Правда, Женевьева, увидев мужа, поспешно встала и побежала к нему так, чтобы, оборотясь спиной к окну, она могла быть в полусвете.
— Ну что? — сказала она.
— Все то же, ничего нового! Никакой возможности подойти к ней, никакой возможности ничего передать и даже ее увидеть.
— Как, — вскричала Женевьева, — при всем том шуме, который был в Париже!
— Этот-то шум и усугубил бдительность надзора. Боялись, чтобы не воспользовались общим волнением и не покусились на Тампльскую тюрьму, и в то время как ее величество намеревалась подняться на платформу, Сантером отдано было приказание не выпускать ни королеву, ни принцессу Елизавету, ни королевскую дочь.
— Бедный кавалер, как это было ему досадно!
— Он был в отчаянии, когда увидел эту неудачу, и до того побледнел, что я принужден был скорее вывести его, чтобы он не выдал себя.
— Стало быть, в Тампле не было ни одного муниципала из ваших знакомых? — с робостью спросила Женевьева.
— Один должен был прийти, но не пришел.
— Кто это?
— Гражданин Морис Лендэ, — сказал Диксмер с притворным равнодушием.
— А почему он не пришел? — спросила Женевьева, также силясь не выдать себя.
— Он был болен.
— Как, он болен?
— Да, и вероятно,
— Досадно.
— О, боже мой! Да хоть бы и был он, Женевьева, — подхватил Диксмер, — вы понимаете, что это одно и то же. Находясь со мной в таких отношениях, он, может быть, избегал бы разговора со мной.
— Мне кажется, друг мой, — сказала Женевьева, — что вы преувеличиваете серьезность положения. Гражданин Морис может из-за какой-то прихоти не ходить сюда больше, из-за ничтожной причины не видеться с вами, но он все равно не враг нам. Холодность не исключает вежливости и, увидев, что вы первый подходите к нему, я уверена, он бы запросто с вами поговорил.
— Женевьева, — сказал Диксмер, — мы ожидали от Мориса более чем учтивости, и даже не излишней была бы искренняя и глубокая дружба. Эта дружба разрушилась; стало быть, с этой стороны нет никакой надежды.

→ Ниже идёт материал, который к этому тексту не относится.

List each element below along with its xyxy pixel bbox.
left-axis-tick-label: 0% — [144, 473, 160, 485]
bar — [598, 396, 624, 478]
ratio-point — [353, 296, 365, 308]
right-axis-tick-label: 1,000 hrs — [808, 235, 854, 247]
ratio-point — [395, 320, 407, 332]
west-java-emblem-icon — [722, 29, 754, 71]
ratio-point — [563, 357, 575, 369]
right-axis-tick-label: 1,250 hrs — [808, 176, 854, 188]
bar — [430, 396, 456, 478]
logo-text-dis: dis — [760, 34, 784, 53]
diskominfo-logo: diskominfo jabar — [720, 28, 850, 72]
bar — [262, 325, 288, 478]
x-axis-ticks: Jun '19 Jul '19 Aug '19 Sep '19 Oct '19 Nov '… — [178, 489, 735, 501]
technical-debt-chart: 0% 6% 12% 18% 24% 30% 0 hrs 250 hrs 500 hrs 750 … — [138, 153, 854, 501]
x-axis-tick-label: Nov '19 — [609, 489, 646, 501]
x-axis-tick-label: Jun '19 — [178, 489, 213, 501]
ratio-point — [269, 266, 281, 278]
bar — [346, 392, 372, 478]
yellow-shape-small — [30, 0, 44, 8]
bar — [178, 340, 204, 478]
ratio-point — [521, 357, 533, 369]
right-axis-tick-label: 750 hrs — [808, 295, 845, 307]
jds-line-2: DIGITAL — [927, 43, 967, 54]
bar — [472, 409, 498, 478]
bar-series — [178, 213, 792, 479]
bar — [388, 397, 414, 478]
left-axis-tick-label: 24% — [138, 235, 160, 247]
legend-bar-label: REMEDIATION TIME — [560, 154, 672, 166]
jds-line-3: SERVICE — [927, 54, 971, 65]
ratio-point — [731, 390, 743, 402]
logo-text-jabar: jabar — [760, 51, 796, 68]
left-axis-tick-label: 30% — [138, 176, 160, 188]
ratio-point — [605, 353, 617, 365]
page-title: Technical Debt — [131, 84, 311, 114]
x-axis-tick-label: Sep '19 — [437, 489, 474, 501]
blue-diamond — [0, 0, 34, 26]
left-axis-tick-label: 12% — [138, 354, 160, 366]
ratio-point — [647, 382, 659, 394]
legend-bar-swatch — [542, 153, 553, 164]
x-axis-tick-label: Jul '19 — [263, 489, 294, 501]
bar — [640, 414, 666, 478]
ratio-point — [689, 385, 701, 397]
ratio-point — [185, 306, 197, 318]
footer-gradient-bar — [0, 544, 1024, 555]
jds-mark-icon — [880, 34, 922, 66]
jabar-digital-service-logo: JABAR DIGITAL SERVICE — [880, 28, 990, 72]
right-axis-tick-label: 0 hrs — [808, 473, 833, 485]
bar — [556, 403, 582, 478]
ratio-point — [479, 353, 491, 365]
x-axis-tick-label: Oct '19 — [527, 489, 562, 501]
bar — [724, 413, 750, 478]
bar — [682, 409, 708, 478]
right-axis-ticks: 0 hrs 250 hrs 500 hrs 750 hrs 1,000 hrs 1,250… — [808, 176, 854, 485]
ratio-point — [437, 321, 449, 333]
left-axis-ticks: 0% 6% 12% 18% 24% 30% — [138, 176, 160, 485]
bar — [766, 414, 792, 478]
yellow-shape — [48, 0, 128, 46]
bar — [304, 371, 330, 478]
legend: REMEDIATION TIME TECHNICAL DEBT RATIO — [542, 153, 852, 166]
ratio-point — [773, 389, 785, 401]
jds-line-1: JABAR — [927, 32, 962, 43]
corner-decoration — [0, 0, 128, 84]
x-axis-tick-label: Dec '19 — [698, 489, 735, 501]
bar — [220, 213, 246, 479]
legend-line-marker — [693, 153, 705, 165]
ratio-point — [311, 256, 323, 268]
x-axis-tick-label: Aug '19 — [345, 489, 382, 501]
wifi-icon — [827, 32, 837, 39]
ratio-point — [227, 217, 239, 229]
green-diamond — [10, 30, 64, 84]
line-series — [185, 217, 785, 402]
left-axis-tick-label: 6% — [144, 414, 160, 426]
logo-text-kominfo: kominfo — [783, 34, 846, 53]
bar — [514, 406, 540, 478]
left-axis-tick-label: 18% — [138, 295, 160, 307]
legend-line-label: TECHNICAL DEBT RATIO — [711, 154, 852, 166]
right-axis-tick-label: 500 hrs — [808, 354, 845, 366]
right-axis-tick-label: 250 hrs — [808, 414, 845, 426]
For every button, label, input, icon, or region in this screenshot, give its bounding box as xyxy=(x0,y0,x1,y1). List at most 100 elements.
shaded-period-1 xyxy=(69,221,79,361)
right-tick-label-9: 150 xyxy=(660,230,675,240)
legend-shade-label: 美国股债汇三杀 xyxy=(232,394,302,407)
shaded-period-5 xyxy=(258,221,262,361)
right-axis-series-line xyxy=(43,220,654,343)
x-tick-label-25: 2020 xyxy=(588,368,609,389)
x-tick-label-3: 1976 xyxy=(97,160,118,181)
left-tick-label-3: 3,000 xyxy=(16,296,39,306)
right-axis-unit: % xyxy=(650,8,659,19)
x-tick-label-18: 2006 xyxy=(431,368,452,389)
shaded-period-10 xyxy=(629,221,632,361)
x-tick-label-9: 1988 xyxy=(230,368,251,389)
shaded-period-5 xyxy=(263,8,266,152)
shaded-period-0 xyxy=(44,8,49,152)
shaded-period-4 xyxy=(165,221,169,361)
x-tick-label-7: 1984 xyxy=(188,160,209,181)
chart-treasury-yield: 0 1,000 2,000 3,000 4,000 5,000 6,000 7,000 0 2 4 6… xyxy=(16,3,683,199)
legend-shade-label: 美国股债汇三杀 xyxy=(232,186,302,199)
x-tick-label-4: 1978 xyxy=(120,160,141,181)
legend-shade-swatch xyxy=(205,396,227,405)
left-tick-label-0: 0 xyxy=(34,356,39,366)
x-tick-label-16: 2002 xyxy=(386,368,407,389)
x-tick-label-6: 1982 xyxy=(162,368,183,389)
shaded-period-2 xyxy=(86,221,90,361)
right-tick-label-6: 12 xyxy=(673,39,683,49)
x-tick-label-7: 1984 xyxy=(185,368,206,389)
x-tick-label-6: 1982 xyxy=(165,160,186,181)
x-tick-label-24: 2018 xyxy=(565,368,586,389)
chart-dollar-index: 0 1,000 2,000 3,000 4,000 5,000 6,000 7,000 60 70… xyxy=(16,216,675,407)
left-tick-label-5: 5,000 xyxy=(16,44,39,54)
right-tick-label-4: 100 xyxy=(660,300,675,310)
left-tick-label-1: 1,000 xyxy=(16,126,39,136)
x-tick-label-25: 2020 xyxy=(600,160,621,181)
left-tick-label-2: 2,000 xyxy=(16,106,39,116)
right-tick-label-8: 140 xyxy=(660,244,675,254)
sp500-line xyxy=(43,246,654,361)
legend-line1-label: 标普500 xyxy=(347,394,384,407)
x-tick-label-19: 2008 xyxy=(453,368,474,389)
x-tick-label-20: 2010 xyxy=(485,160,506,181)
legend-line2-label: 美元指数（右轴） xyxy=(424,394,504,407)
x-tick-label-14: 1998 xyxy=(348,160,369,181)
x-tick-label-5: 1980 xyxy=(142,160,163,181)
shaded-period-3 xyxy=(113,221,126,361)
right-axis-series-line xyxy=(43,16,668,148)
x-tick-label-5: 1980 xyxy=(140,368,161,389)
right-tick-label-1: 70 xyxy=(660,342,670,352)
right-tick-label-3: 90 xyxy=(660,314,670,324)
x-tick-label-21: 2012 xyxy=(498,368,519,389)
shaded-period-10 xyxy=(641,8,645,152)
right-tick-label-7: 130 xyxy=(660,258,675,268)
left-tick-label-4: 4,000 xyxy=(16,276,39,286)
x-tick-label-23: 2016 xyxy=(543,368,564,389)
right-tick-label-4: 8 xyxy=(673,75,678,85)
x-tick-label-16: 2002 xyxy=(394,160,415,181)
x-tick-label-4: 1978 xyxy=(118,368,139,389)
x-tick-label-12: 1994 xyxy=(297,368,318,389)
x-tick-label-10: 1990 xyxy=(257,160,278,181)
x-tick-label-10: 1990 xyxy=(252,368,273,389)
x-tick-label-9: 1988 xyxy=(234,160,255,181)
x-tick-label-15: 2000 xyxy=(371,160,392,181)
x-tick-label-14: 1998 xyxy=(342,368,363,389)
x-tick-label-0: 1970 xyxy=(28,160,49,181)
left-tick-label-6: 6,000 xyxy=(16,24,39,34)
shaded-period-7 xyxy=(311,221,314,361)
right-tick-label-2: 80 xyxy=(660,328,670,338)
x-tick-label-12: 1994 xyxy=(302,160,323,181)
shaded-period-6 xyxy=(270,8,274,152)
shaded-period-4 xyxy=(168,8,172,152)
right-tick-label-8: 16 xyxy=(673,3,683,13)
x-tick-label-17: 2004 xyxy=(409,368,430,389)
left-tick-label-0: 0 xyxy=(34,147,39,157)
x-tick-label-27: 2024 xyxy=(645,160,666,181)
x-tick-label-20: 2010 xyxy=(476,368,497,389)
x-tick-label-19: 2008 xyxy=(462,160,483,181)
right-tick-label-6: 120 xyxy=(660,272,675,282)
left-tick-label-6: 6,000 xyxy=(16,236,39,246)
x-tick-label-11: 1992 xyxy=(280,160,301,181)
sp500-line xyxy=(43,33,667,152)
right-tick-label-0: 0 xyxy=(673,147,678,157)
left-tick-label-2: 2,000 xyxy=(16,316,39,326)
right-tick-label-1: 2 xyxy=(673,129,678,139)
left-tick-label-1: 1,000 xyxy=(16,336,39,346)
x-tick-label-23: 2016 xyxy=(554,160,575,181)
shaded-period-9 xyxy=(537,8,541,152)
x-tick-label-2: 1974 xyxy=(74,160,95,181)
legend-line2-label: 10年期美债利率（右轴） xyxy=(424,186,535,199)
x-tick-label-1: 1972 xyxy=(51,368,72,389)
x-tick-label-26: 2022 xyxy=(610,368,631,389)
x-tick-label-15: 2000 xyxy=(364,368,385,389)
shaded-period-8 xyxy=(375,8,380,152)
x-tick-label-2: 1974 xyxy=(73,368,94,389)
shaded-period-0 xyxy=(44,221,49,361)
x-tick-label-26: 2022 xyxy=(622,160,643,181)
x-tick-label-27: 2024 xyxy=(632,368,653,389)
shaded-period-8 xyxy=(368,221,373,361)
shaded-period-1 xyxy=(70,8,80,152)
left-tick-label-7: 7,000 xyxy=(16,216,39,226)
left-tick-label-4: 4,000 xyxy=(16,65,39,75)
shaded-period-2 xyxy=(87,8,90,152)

Диксмер испустил глубокий вздох, между тем как лицо его, обыкновенно столь спокойное, грустно нахмурилось.
— Но если вы полагаете, что Морис так необходим для ваших предприятий… — робко произнесла Женевьева.
— Да поймите, — отвечал Диксмер, — что я не верю в успех без него.
— В таком случае, почему бы вам еще раз не попытаться сблизиться с гражданином Лендэ?
Ей казалось, что, называя молодого человека по фамилии, звук ее голоса был менее нежен, нежели когда она называла его по имени.
— Нет, — отвечал Диксмер, качая головой, — нет, я сделал все, что мог. Новая попытка могла бы показаться странной и возбудила бы подозрение. Нет. Притом, видите, Женевьева, я в этом деле дальше вас вижу. В глубине души Мориса есть рана.
— Рана? — спросила Женевьева, очень растроганная этим словом. — Боже мой! Что вы хотите сказать? Объяснитесь, друг мой.
— Я хочу сказать, и вы в этом так же убеждены, как я, Женевьева, что в разрыве нашем с гражданином Лендэ есть что-то более каприза.
— Так чему же приписываете вы этот разрыв?
— Гордости, может быть, — живо сказал Диксмер.
— Гордости?..
— Да, ему казалось, что он делает нам честь — этот добряк, обыватель Парижа, этот полуаристократ-полуписарь, прячущий свои подозрения под личиной патриотизма, он делал нам честь — этот республиканец, столь влиятельный своим секретарством в своем клубе, в своем муниципальном правлении, он оказывал честь, жалуя дружбой кожевников. Может быть, мы были недостаточно почтительны, может быть, мы как-нибудь забылись.
— Но если мы были непочтительны, если мы даже забылись перед ним, — возразила Женевьева, — мне кажется, что поступок ваш искупил все.
— Да, предполагая, что виноват я. Но если он недоволен вами?
— Мною? Чем, друг мой, я могла провиниться перед гражданином Морисом? — сказала удивленная Женевьева.
— А кто знает, при вашем характере;.. Не вы ли первая сами осуждали его своенравие? Я возвращаюсь к своей прежней мысли, Женевьева. Напрасно вы не написали Морису.